These are strange times we're living in. Thursday morning, the only thing that stopped me from getting up at 3 a.m. to join the throngs of screaming fans hoping to catch a glimpse of newly crowned American Idol David Cook's Today Show performance at Rockefeller Plaza was the fear of jeopardizing my gainful employment. But after watching him and runner-up David Archuleta perform back on my DVR later in the day, I realized I would have felt extremely out of place in that crowd. And for once, it wasn't because I would've been the only adult there on a non-chaperoning basis, but because the majority of the screaming ladies there were old enough to be, to put it delicately, my much older sisters.
Apparently, loving David Cook is a cougar thing. Do you have any idea how weird it is to hear, from Meredith Vieira no less, that you're too young to have a crush on a guy that's actually two years younger than you?
The whole cougar thing started during the Idol finale, when the camera panned to a 40-something-year-old woman holding up a sign that read "Cougars for Cook." A cougar, for those of you who didn't tune in to last year's reality sleaze-fest Age of Love, is a woman over the age of 40 who's hot for younger men. On Age of Love, the younger man in question was tennis pro Mark Philippoussis. But this summer's crop of cougars apparently have their eyes set on our freshly minted Idol champ. And the poor guy hasn't been able to make a television appearance yet without having to comment on all the middle-aged lady love he's been receiving. For the record, he's cool with it.

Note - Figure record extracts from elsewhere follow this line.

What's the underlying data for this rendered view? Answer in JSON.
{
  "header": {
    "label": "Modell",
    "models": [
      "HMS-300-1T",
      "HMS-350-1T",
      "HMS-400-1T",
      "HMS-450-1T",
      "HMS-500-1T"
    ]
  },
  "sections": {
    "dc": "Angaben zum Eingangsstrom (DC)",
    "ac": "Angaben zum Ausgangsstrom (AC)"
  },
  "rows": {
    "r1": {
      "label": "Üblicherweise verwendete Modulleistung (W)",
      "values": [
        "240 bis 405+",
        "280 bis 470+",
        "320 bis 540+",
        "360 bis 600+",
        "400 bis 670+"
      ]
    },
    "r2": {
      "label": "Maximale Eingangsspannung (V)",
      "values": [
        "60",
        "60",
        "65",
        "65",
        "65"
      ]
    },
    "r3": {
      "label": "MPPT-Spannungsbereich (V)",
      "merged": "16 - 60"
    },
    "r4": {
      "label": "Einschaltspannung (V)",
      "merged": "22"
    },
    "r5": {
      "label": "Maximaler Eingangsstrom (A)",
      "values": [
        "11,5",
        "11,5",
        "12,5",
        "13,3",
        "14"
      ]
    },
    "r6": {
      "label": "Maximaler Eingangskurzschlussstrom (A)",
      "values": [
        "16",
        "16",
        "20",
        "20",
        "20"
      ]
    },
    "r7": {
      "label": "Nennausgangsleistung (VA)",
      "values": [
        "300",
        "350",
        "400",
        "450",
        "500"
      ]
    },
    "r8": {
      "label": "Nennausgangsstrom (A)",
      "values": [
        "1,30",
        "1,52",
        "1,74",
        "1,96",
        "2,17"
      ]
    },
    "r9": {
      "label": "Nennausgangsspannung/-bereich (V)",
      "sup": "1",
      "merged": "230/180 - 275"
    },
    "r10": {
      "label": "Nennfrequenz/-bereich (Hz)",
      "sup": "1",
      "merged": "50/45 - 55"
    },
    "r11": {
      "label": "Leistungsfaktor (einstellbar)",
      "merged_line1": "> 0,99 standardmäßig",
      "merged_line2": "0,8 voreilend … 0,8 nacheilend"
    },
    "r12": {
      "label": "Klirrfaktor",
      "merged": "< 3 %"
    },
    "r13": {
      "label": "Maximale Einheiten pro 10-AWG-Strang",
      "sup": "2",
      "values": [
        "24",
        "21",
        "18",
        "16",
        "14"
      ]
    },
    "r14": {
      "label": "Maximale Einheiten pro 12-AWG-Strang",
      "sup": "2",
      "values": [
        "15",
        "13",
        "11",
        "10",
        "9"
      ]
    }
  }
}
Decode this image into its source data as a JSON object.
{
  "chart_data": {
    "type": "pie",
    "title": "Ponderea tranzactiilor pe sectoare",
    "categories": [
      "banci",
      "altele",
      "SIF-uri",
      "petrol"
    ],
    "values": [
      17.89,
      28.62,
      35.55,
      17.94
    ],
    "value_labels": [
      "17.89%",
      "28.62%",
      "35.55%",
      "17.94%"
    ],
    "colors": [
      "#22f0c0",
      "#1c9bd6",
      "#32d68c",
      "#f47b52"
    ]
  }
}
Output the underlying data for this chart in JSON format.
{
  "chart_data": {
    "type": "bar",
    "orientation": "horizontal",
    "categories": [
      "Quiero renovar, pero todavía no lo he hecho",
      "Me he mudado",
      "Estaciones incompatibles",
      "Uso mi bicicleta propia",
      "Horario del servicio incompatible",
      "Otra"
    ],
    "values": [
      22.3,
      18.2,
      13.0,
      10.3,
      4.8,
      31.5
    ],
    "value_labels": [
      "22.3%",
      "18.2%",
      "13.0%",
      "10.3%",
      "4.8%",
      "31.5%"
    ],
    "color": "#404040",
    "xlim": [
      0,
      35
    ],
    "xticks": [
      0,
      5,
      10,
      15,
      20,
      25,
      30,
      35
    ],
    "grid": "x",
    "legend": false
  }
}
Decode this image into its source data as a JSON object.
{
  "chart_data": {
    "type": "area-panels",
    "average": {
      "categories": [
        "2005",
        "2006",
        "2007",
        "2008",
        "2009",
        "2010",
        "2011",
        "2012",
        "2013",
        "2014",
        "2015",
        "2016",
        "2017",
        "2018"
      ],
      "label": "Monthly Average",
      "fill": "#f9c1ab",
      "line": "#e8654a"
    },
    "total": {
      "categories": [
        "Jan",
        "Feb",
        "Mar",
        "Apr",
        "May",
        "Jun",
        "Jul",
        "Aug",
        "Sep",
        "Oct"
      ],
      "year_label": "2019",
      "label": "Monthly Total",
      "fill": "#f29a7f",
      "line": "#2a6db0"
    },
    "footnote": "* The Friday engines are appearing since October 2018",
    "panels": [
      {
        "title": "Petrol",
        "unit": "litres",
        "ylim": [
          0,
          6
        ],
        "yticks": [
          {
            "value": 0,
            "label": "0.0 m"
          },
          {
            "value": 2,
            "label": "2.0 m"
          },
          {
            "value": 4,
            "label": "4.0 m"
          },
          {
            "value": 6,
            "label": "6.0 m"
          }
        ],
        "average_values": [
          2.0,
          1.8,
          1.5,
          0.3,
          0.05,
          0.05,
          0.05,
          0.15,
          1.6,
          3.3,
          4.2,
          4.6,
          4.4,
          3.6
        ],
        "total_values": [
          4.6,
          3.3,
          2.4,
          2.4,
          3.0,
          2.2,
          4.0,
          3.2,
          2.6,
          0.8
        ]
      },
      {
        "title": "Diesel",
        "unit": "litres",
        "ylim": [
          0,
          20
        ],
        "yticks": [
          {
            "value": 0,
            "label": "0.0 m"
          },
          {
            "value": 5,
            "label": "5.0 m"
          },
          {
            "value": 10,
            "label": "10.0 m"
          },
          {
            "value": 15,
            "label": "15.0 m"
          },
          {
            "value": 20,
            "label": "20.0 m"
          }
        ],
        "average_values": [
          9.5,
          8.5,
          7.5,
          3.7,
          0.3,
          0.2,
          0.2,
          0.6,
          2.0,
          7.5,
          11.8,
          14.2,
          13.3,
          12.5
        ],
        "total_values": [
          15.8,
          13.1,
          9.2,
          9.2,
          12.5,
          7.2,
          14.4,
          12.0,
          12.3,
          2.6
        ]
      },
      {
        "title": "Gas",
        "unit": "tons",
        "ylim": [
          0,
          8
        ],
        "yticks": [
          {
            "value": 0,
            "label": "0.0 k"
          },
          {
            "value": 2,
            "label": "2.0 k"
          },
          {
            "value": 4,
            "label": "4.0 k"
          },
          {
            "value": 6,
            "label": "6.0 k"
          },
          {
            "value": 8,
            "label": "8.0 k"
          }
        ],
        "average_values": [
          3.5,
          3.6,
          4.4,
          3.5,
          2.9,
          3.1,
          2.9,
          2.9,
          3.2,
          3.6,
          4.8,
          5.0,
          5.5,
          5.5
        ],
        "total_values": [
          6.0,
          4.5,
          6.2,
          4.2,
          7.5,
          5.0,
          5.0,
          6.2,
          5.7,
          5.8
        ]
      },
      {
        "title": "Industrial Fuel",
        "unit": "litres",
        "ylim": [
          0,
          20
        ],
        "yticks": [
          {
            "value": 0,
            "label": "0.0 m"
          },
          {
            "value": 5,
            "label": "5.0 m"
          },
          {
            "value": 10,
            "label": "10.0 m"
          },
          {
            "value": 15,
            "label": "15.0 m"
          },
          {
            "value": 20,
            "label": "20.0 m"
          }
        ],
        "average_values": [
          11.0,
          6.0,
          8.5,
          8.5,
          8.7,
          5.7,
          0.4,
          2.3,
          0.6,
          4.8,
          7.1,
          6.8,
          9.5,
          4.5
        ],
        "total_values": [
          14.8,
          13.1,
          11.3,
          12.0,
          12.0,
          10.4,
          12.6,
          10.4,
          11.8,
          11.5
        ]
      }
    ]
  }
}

Maybe this was Cook's plan all along. Everyone thought the frenzied dialing fingers of tweens and grandmas would propel young Archuleta to victory. But could it be that the cougar vote was the key to Cook's coup? And just what is it about the self-professed word nerd that sets the hearts of these single soccer moms aflutter? Was it the way he revolutionized the arrangements of hits from their era, like "Hello" and "Billie Jean," causing them to feel both nostalgic and relevant at the same time? Was it the potential paternal skills he showed in his kindness and obvious affection towards little Archie? Or was it that after years of dating emotionally stunted men their own age, they couldn't help but fall for a younger man who was in touch with his feelings enough to cry his eyes out on national TV?
Well, if it was the cougars who led David Cook on his victory parade to the Nokia Theater, Idol's producers should be thanking them for helping to elect an Idol that could significantly raise the show's fortunes. David is the first Idol winner since season four's Carrie Underwood who has the potential to achieve the success the show promises its champions. Although the media finds it amusing to focus their attention on David's ability to attract fans of a certain age, all of America seems to have fallen for his gravelly voice, musical versatility, and understated charm. This guy is going to sell a ton of records, and when the world sees that the show found a true star, the fans who tuned out of Idol this season just may come back to see if Simon, Paula and Randy will find another one next year.
And all you Cook-loving cougars out there better watch your backs. Need I remind you that it was a 24-year-old kitten who won Mark's heart on Age of Love? You don't have to be over 40 to appreciate a man with a guitar who looks his best when he forgets to shave. If things don't work out for David on his alleged (please let it stay alleged!) date with season two Idol finalist Kimberly Caldwell, you won't be the only ones ready to pounce.